How to Protect Your Private Information with MFA
Millions of people are unaware of and uninformed about how their personal information is being used, collected, or shared in our digital society. National Data Privacy Day, recognized every January 28, aims to empower individuals to safeguard their personal data online.
Keeping information stored in all your online accounts is definitely convenient, it makes it easier to quickly order from your favorite retailer, schedule a dentist appointment, Door Dash dinner, and even stay on top of your finances through apps and mobile sites. Unfortunately, though, passwords can be relatively easy for scammers to hack, opening the door for identity theft, credit card fraud and more.
Here’s where multi factor authentication (MFA) comes into play. As a means of securing your information, MFA provides an extra layer of protection for your accounts and sensitive data.
Below you will find everything you need to know about MFA, how it works and why it’s an important step in protecting your information.
How multi factor authentication works
Multi factor authentication utilizes two or more factors to allow the user to sign into an account. Generally, these will consist of something the user knows, like a password or PIN, along with one or both of the following:
- Something the user has. This can include a phone, key fob or smartcard.
- Something the user is. This can include an eye or fingerprint scan, or voice or facial recognition.
Accounts that use MFA will not allow the user to sign into their account unless both factors are verified.

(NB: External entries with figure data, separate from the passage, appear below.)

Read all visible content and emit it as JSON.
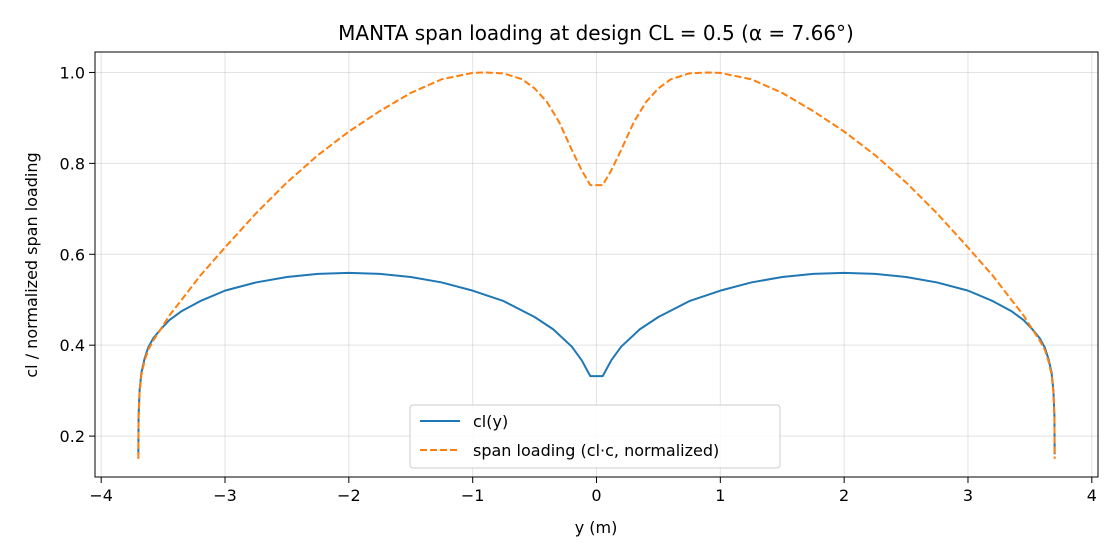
{
  "chart_data": {
    "type": "line",
    "title": "MANTA span loading at design CL = 0.5 (α = 7.66°)",
    "xlabel": "y (m)",
    "ylabel": "cl  /  normalized span loading",
    "xlim": [
      -4.05,
      4.05
    ],
    "ylim": [
      0.11,
      1.045
    ],
    "xticks": [
      -4,
      -3,
      -2,
      -1,
      0,
      1,
      2,
      3,
      4
    ],
    "xtick_labels": [
      "−4",
      "−3",
      "−2",
      "−1",
      "0",
      "1",
      "2",
      "3",
      "4"
    ],
    "yticks": [
      0.2,
      0.4,
      0.6,
      0.8,
      1.0
    ],
    "ytick_labels": [
      "0.2",
      "0.4",
      "0.6",
      "0.8",
      "1.0"
    ],
    "grid": true,
    "legend_position": "bottom-center",
    "series": [
      {
        "name": "cl(y)",
        "color": "#1f77b4",
        "dash": "solid",
        "x": [
          -3.7,
          -3.698,
          -3.69,
          -3.675,
          -3.65,
          -3.62,
          -3.58,
          -3.52,
          -3.45,
          -3.35,
          -3.2,
          -3.0,
          -2.75,
          -2.5,
          -2.25,
          -2.0,
          -1.75,
          -1.5,
          -1.25,
          -1.0,
          -0.75,
          -0.5,
          -0.35,
          -0.2,
          -0.12,
          -0.05,
          0.05,
          0.12,
          0.2,
          0.35,
          0.5,
          0.75,
          1.0,
          1.25,
          1.5,
          1.75,
          2.0,
          2.25,
          2.5,
          2.75,
          3.0,
          3.2,
          3.35,
          3.45,
          3.52,
          3.58,
          3.62,
          3.65,
          3.675,
          3.69,
          3.698,
          3.7
        ],
        "y": [
          0.16,
          0.245,
          0.3,
          0.34,
          0.37,
          0.395,
          0.415,
          0.435,
          0.455,
          0.475,
          0.497,
          0.52,
          0.538,
          0.55,
          0.557,
          0.559,
          0.557,
          0.55,
          0.538,
          0.52,
          0.497,
          0.462,
          0.435,
          0.397,
          0.367,
          0.332,
          0.332,
          0.367,
          0.397,
          0.435,
          0.462,
          0.497,
          0.52,
          0.538,
          0.55,
          0.557,
          0.559,
          0.557,
          0.55,
          0.538,
          0.52,
          0.497,
          0.475,
          0.455,
          0.435,
          0.415,
          0.395,
          0.37,
          0.34,
          0.3,
          0.245,
          0.16
        ]
      },
      {
        "name": "span loading (cl·c, normalized)",
        "color": "#ff7f0e",
        "dash": "dashed",
        "x": [
          -3.7,
          -3.698,
          -3.69,
          -3.675,
          -3.65,
          -3.62,
          -3.58,
          -3.52,
          -3.45,
          -3.35,
          -3.2,
          -3.0,
          -2.75,
          -2.5,
          -2.25,
          -2.0,
          -1.75,
          -1.5,
          -1.25,
          -1.0,
          -0.9,
          -0.75,
          -0.6,
          -0.5,
          -0.4,
          -0.3,
          -0.2,
          -0.12,
          -0.05,
          0.05,
          0.12,
          0.2,
          0.3,
          0.4,
          0.5,
          0.6,
          0.75,
          0.9,
          1.0,
          1.25,
          1.5,
          1.75,
          2.0,
          2.25,
          2.5,
          2.75,
          3.0,
          3.2,
          3.35,
          3.45,
          3.52,
          3.58,
          3.62,
          3.65,
          3.675,
          3.69,
          3.698,
          3.7
        ],
        "y": [
          0.15,
          0.24,
          0.295,
          0.335,
          0.365,
          0.39,
          0.41,
          0.435,
          0.465,
          0.5,
          0.553,
          0.615,
          0.69,
          0.758,
          0.818,
          0.87,
          0.915,
          0.955,
          0.985,
          0.999,
          1.0,
          0.998,
          0.985,
          0.965,
          0.935,
          0.89,
          0.83,
          0.785,
          0.752,
          0.752,
          0.785,
          0.83,
          0.89,
          0.935,
          0.965,
          0.985,
          0.998,
          1.0,
          0.999,
          0.985,
          0.955,
          0.915,
          0.87,
          0.818,
          0.758,
          0.69,
          0.615,
          0.553,
          0.5,
          0.465,
          0.435,
          0.41,
          0.39,
          0.365,
          0.335,
          0.295,
          0.24,
          0.15
        ]
      }
    ]
  }
}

Why multi factor authentication is crucial for protecting sensitive information
While passwords can provide some protection against hackers, they’ve often proven to be a weak barrier or just a speed bump against criminals trying to access your information. A recent study by Digital Shadows, a digital risk protection company, found evidence of approximately 15 billion passwords and logins floating around the dark web as a result of 100,000 data breaches. These passwords are up for sale to other cybercriminals, potentially providing them with access to the victims’ financial accounts, credit card information, Social Security data and more.

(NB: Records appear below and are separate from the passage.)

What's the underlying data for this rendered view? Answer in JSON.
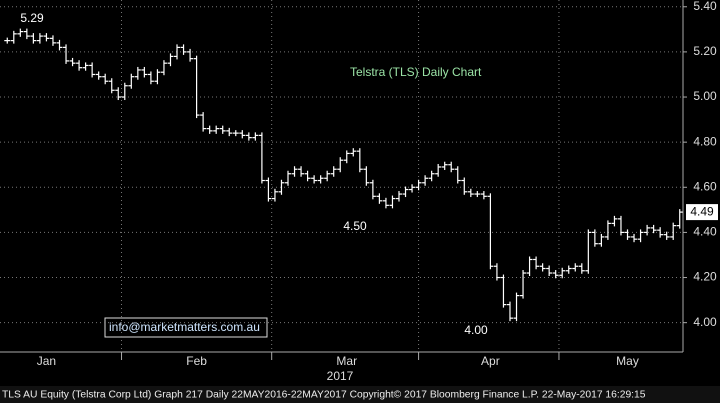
{
  "chart_data": {
    "type": "ohlc",
    "title": "Telstra (TLS) Daily Chart",
    "contact": "info@marketmatters.com.au",
    "footer": "TLS AU Equity (Telstra Corp Ltd) Graph 217  Daily 22MAY2016-22MAY2017 Copyright© 2017 Bloomberg Finance L.P. 22-May-2017 16:29:15",
    "year_label": "2017",
    "last_label": "4.49",
    "color": "#ffffff",
    "grid": true,
    "categories": [
      null,
      null,
      null,
      null,
      null,
      null,
      "Jan",
      null,
      null,
      null,
      null,
      null,
      null,
      null,
      null,
      null,
      null,
      null,
      null,
      null,
      null,
      null,
      null,
      null,
      null,
      null,
      null,
      null,
      null,
      "Feb",
      null,
      null,
      null,
      null,
      null,
      null,
      null,
      null,
      null,
      null,
      null,
      null,
      null,
      null,
      null,
      null,
      null,
      null,
      null,
      null,
      null,
      null,
      "Mar",
      null,
      null,
      null,
      null,
      null,
      null,
      null,
      null,
      null,
      null,
      null,
      null,
      null,
      null,
      null,
      null,
      null,
      null,
      null,
      null,
      null,
      "Apr",
      null,
      null,
      null,
      null,
      null,
      null,
      null,
      null,
      null,
      null,
      null,
      null,
      null,
      null,
      null,
      null,
      null,
      null,
      null,
      null,
      "May",
      null,
      null,
      null,
      null,
      null,
      null,
      null,
      null
    ],
    "values": [
      5.25,
      5.28,
      5.29,
      5.27,
      5.25,
      5.27,
      5.26,
      5.24,
      5.22,
      5.16,
      5.15,
      5.13,
      5.14,
      5.1,
      5.09,
      5.07,
      5.03,
      5.0,
      5.05,
      5.09,
      5.12,
      5.1,
      5.07,
      5.11,
      5.15,
      5.18,
      5.22,
      5.2,
      5.17,
      4.92,
      4.86,
      4.85,
      4.86,
      4.85,
      4.84,
      4.84,
      4.83,
      4.82,
      4.83,
      4.63,
      4.55,
      4.58,
      4.62,
      4.66,
      4.68,
      4.66,
      4.64,
      4.63,
      4.64,
      4.66,
      4.68,
      4.72,
      4.75,
      4.76,
      4.68,
      4.62,
      4.56,
      4.54,
      4.52,
      4.55,
      4.57,
      4.59,
      4.6,
      4.62,
      4.64,
      4.66,
      4.69,
      4.7,
      4.68,
      4.63,
      4.58,
      4.57,
      4.57,
      4.56,
      4.25,
      4.2,
      4.08,
      4.02,
      4.12,
      4.22,
      4.28,
      4.25,
      4.24,
      4.22,
      4.21,
      4.23,
      4.24,
      4.25,
      4.23,
      4.4,
      4.35,
      4.38,
      4.44,
      4.46,
      4.4,
      4.38,
      4.37,
      4.4,
      4.42,
      4.41,
      4.39,
      4.38,
      4.43,
      4.49
    ],
    "annotations": [
      {
        "value": 5.29,
        "label": "5.29"
      },
      {
        "value": 4.5,
        "label": "4.50"
      },
      {
        "value": 4.0,
        "label": "4.00"
      }
    ],
    "ylim": [
      3.87,
      5.43
    ],
    "yticks": [
      {
        "value": 4.0,
        "label": "4.00"
      },
      {
        "value": 4.2,
        "label": "4.20"
      },
      {
        "value": 4.4,
        "label": "4.40"
      },
      {
        "value": 4.6,
        "label": "4.60"
      },
      {
        "value": 4.8,
        "label": "4.80"
      },
      {
        "value": 5.0,
        "label": "5.00"
      },
      {
        "value": 5.2,
        "label": "5.20"
      },
      {
        "value": 5.4,
        "label": "5.40"
      }
    ]
  }
}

In addition to opening up the door to sensitive information, a single password can give the hacker entry into a victim’s private life. For example, by hacking into a victim’s Google password, the cybercriminal now has access to their email history, which can include important correspondence and other information; calendar, which can provide a complete picture of the victim’s upcoming events and meetings; YouTube account, which unlocks the victim’s viewing history and uploads, and any other apps that allow users to sign in with a Google account, such as Asana and Mint.
Unfortunately, passwords can be cracked by amateur hackers, even without a data breach. Many consumers make it even easier for hackers to break into their accounts by using weak, ineffective passwords that are simple to guess, and by using the same password across multiple accounts. For these reasons, using MFA when available — especially for accounts that store highly sensitive information — is crucial for ongoing security and protection. This way, in the event of a data breach or hack providing a criminal with your password or login credentials, your information will still be protected. Without access to your account’s second factor for authentication, the hacker has no way to gain entry into your account.
Where you may encounter MFA
In general, the more sensitive the data an account stores, the stronger security measures the company hosting or providing the account will use. Consequently, you’re most likely to encounter MFA on banking apps and accounts, money management apps, investment apps and the like. Depending on your line of work, you may also need to use MFA to sign into your personal workplace account. Finally, some retailers may offer clients the option of using MFA to sign into their accounts.
Under each of these and similar circumstances, using MFA means a login time that’s a bit longer and more complicated than just inputting a password or PIN. However, measuring this inconvenience against the time, stress, and money it will take to recover from a potential data breach makes it more than worth the extra few minutes.